Selain itu, relaksasi juga mencakup keterlambatan pembayaran atau penyetoran pajak yang jatuh tempo pada 25 November hingga 31 Desember 2025, serta keterlambatan pembuatan faktur pajak atas penyerahan yang terutang PPN atau PPnBM untuk masa pajak November dan Desember 2025.

Wajib pajak terdampak diberikan waktu tambahan hingga 30 Januari 2026 untuk memenuhi kewajiban perpajakannya tanpa dikenai sanksi.

Dengan demikian, penyampaian SPT, pembayaran pajak, maupun pembuatan faktur pajak oleh wajib pajak terdampak bencana dapat dilakukan paling lambat pada 30 Januari 2026.

Mekanisme Penghapusan Sanksi

Penghapusan sanksi administratif dilakukan dengan cara tidak menerbitkan Surat Tagihan Pajak (STP) maupun STP Pajak Bumi dan Bangunan (PBB).

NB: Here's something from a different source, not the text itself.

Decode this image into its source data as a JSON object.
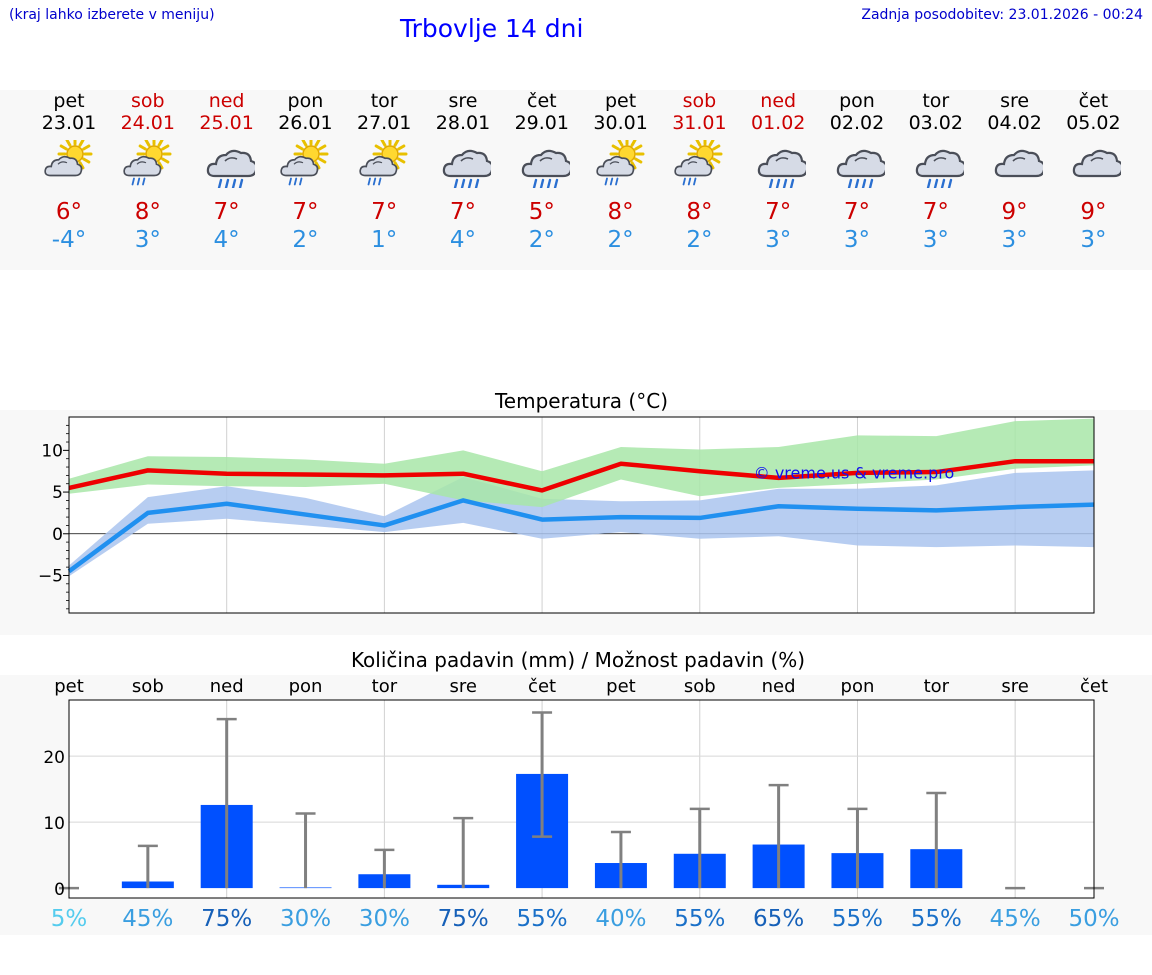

Adapun jenis sanksi yang dihapuskan meliputi denda dan bunga sebagaimana diatur dalam Pasal 7 ayat (1), Pasal 9 ayat (2a), Pasal 9 ayat (2b), Pasal 14 ayat (4), dan Pasal 19 ayat (1) Undang-Undang Ketentuan Umum dan Tata Cara Perpajakan (UU KUP), serta denda Pasal 11 ayat (3) Undang-Undang PBB.

Dalam hal sanksi administratif tersebut telah terlanjur diterbitkan dalam bentuk STP atau STP PBB, kepala kantor wilayah DJP diwajibkan menghapuskan sanksi dimaksud secara jabatan.

“Dalam hal sanksi telah diterbitkan, kepala kantor wilayah DJP menghapuskan sanksi administratif dimaksud secara jabatan.”